Dissecting an unusual case of stomatitis
Medical management is possible, but often these cases result in extractions
The dental case in the November issue demonstrated severe stomatitis complicated by erythema multiforme in a dog. As promised, this case will show generalized ulceration and stomatitis from a slightly different perspective.
A 5-year-old spayed female pug presented with purulent discharge and halitosis of several days’ duration. The patient would not allow visual examination of the oral cavity, demonstrating violent avoidance of head manipulation. A CBC, chemistry profile and urinalysis were performed. Mild hyperproteinemia and neutrophilia were present. Under general anesthesia, visualization of the extent of the oral disease could readily be appreciated. Marked mucopurulent oral discharge was present (Photo 1). Severe malodor, oral ulceration and erythema were also present (Photo 2). The lateral surface of the tongue and any point of tissue contact with the tooth surface were similarly affected (Photo 3).
So what appears to be different in this presentation versus the stomatitis case presented in November? Note the focal distribution of the lesions in this case compared to the generalized involvement of the entire oral mucosa. Pain is severe, and it’s evidenced by the violent avoidance behavior compared to the mild response to manipulation in the previous case.

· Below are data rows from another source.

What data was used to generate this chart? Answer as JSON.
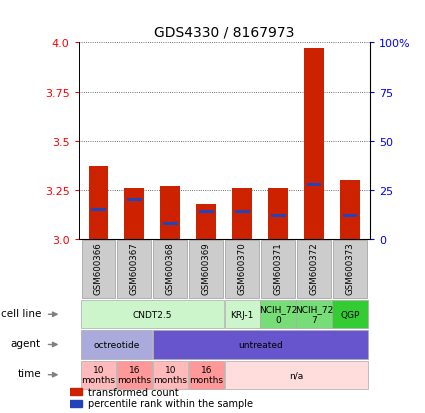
{
  "title": "GDS4330 / 8167973",
  "samples": [
    "GSM600366",
    "GSM600367",
    "GSM600368",
    "GSM600369",
    "GSM600370",
    "GSM600371",
    "GSM600372",
    "GSM600373"
  ],
  "transformed_counts": [
    3.37,
    3.26,
    3.27,
    3.18,
    3.26,
    3.26,
    3.97,
    3.3
  ],
  "percentile_ranks": [
    3.15,
    3.2,
    3.08,
    3.14,
    3.14,
    3.12,
    3.28,
    3.12
  ],
  "bar_bottom": 3.0,
  "ylim": [
    3.0,
    4.0
  ],
  "yticks_left": [
    3.0,
    3.25,
    3.5,
    3.75,
    4.0
  ],
  "yticks_right_vals": [
    0,
    25,
    50,
    75,
    100
  ],
  "yticks_right_labels": [
    "0",
    "25",
    "50",
    "75",
    "100%"
  ],
  "cell_line_groups": [
    {
      "label": "CNDT2.5",
      "start": 0,
      "end": 4,
      "color": "#ccf5cc"
    },
    {
      "label": "KRJ-1",
      "start": 4,
      "end": 5,
      "color": "#ccf5cc"
    },
    {
      "label": "NCIH_72\n0",
      "start": 5,
      "end": 6,
      "color": "#77dd77"
    },
    {
      "label": "NCIH_72\n7",
      "start": 6,
      "end": 7,
      "color": "#77dd77"
    },
    {
      "label": "QGP",
      "start": 7,
      "end": 8,
      "color": "#33cc33"
    }
  ],
  "agent_groups": [
    {
      "label": "octreotide",
      "start": 0,
      "end": 2,
      "color": "#aaaadd"
    },
    {
      "label": "untreated",
      "start": 2,
      "end": 8,
      "color": "#6655cc"
    }
  ],
  "time_groups": [
    {
      "label": "10\nmonths",
      "start": 0,
      "end": 1,
      "color": "#ffbbbb"
    },
    {
      "label": "16\nmonths",
      "start": 1,
      "end": 2,
      "color": "#ff9999"
    },
    {
      "label": "10\nmonths",
      "start": 2,
      "end": 3,
      "color": "#ffbbbb"
    },
    {
      "label": "16\nmonths",
      "start": 3,
      "end": 4,
      "color": "#ff9999"
    },
    {
      "label": "n/a",
      "start": 4,
      "end": 8,
      "color": "#ffdddd"
    }
  ],
  "row_labels": [
    "cell line",
    "agent",
    "time"
  ],
  "bar_color": "#cc2200",
  "percentile_color": "#2244bb",
  "grid_color": "#444444",
  "sample_box_color": "#cccccc",
  "sample_box_edge": "#999999"
}
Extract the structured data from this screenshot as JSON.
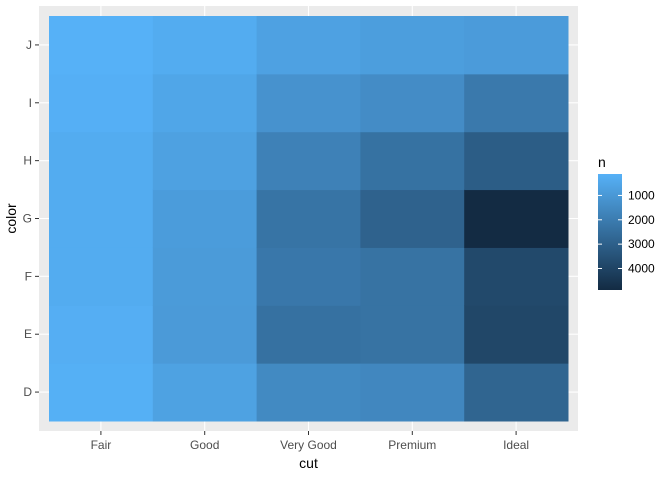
{
  "chart_data": {
    "type": "heatmap",
    "xlabel": "cut",
    "ylabel": "color",
    "x_categories": [
      "Fair",
      "Good",
      "Very Good",
      "Premium",
      "Ideal"
    ],
    "y_categories": [
      "D",
      "E",
      "F",
      "G",
      "H",
      "I",
      "J"
    ],
    "fill_label": "n",
    "fill_range": [
      119,
      4884
    ],
    "fill_breaks": [
      1000,
      2000,
      3000,
      4000
    ],
    "fill_break_labels": [
      "1000",
      "2000",
      "3000",
      "4000"
    ],
    "color_low": "#56B1F7",
    "color_high": "#132B43",
    "panel_background": "#EBEBEB",
    "grid": true,
    "legend_position": "right",
    "cells": [
      {
        "x": "Fair",
        "y": "D",
        "n": 163
      },
      {
        "x": "Fair",
        "y": "E",
        "n": 224
      },
      {
        "x": "Fair",
        "y": "F",
        "n": 312
      },
      {
        "x": "Fair",
        "y": "G",
        "n": 314
      },
      {
        "x": "Fair",
        "y": "H",
        "n": 303
      },
      {
        "x": "Fair",
        "y": "I",
        "n": 175
      },
      {
        "x": "Fair",
        "y": "J",
        "n": 119
      },
      {
        "x": "Good",
        "y": "D",
        "n": 662
      },
      {
        "x": "Good",
        "y": "E",
        "n": 933
      },
      {
        "x": "Good",
        "y": "F",
        "n": 909
      },
      {
        "x": "Good",
        "y": "G",
        "n": 871
      },
      {
        "x": "Good",
        "y": "H",
        "n": 702
      },
      {
        "x": "Good",
        "y": "I",
        "n": 522
      },
      {
        "x": "Good",
        "y": "J",
        "n": 307
      },
      {
        "x": "Very Good",
        "y": "D",
        "n": 1513
      },
      {
        "x": "Very Good",
        "y": "E",
        "n": 2400
      },
      {
        "x": "Very Good",
        "y": "F",
        "n": 2164
      },
      {
        "x": "Very Good",
        "y": "G",
        "n": 2299
      },
      {
        "x": "Very Good",
        "y": "H",
        "n": 1824
      },
      {
        "x": "Very Good",
        "y": "I",
        "n": 1204
      },
      {
        "x": "Very Good",
        "y": "J",
        "n": 678
      },
      {
        "x": "Premium",
        "y": "D",
        "n": 1603
      },
      {
        "x": "Premium",
        "y": "E",
        "n": 2337
      },
      {
        "x": "Premium",
        "y": "F",
        "n": 2331
      },
      {
        "x": "Premium",
        "y": "G",
        "n": 2924
      },
      {
        "x": "Premium",
        "y": "H",
        "n": 2360
      },
      {
        "x": "Premium",
        "y": "I",
        "n": 1428
      },
      {
        "x": "Premium",
        "y": "J",
        "n": 808
      },
      {
        "x": "Ideal",
        "y": "D",
        "n": 2834
      },
      {
        "x": "Ideal",
        "y": "E",
        "n": 3903
      },
      {
        "x": "Ideal",
        "y": "F",
        "n": 3826
      },
      {
        "x": "Ideal",
        "y": "G",
        "n": 4884
      },
      {
        "x": "Ideal",
        "y": "H",
        "n": 3115
      },
      {
        "x": "Ideal",
        "y": "I",
        "n": 2093
      },
      {
        "x": "Ideal",
        "y": "J",
        "n": 896
      }
    ]
  }
}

The purulent discharge is also more severe. Based on the lesion distribution, this case represents a recognized clinical entity, classified as chronic ulcerative paradental stomatitis. It’s the most likely rule-out, though other entities should be considered. This condition is characterized by tissue ulceration and stomatitis on the oral mucosa that contacts the teeth. Due to the severity of the disease and the pain involved, aggressive management is paramount. Biopsies should be done to rule out other causes of stomatitis and oral ulceration.
What would you discuss with the owner at this point? What is the prognosis and what management options exist? Pet owners will want to know the cause of this dental condition.
Individual patient intolerance to plaque is evidenced by the intense inflammatory reaction to any tissue coming in contact with the plaque-retaining tooth. The organisms within the plaque biofilm are not the target of therapy, however. Although tissue destruction is modified somewhat by systemic antibiotics, they are not effective long term because they do not penetrate the biofilm. The biofilm itself and the host’s response to it are the targets of therapy in these cases.
Pet owners must realize that this condition is extremely management intensive, and it requires lifelong dedication to a very strict regimen if a non-surgical approach is chosen. Options for conservative management are similar to those discussed in November. (Go to http://dvm360.com/dentistry.) Unfortunately, the prognosis for effective long-term management is poor. This is due to a combination of the intense host-immune response in these patients and a lack of compliance with aggressive home care and in-hospital prophylaxis requirements.
An initial dental cleaning followed by aggressive home care including daily brushing, chlorhexidine gel, anti-plaque water additives, dental chews and diets are required to mechanically and chemically alter the biofilm. Opiates should be used initially for analgesia. Unfortunately, most patients require immunosuppression initially, possibly long term, to provide adequate relief from pain to allow oral manipulation. Prednisone alone or in combination with azathioprine is required. Systemic cyclosporine has been used with some success. Prophylactic cleanings in the hospital are required every three to six months — and in some cases more frequently.
In this particular patient, in-hospital prophylactic dental cleanings, immunosuppressive prednisone and home care were ineffective at providing an adequate response. Six weeks following discharge, the patient returned with similar severity. The owner could not provide home care after lack of patient response following tapering doses of prednisone.
Initial discussions with pet owners should include the recommendation for a surgical approach. Extraction of teeth adjacent to CUPS lesions often is the ultimate therapy for these patients and, in our experience, curative. Involvement of tissue adjacent to all teeth in this patient necessitated full-mouth extractions. Due to an uncontrollable hypothermia, two procedures were necessary to complete the extractions in this patient. An immediate postoperative image shows the early response from the previous extractions performed 10 days prior (Photo 4). Local nerve blocks, analgesic CRI and postoperative opiates, NSAIDS and gabapentin provided excellent analgesia. Keep in mind, aggressive pain management is paramount.
An image taken six weeks postoperatively shows a complete response to the extractions (Photo 5). Not all cases require complete extractions, however. Another patient suffered from CUPS lesions adjacent to the maxillary canines. Extraction of those two teeth resulted in complete resolution (Photo 6).
Although this particular case was strongly suggestive, differential diagnoses in patients with CUPS should include other causes of oral ulceration: immune-mediated disease, infectious disease, uremia and neoplasia. Aggressive medical or surgical management combined with analgesic therapy is the only hope for patients with this disease. A wait-and-see approach to treatment is not an option.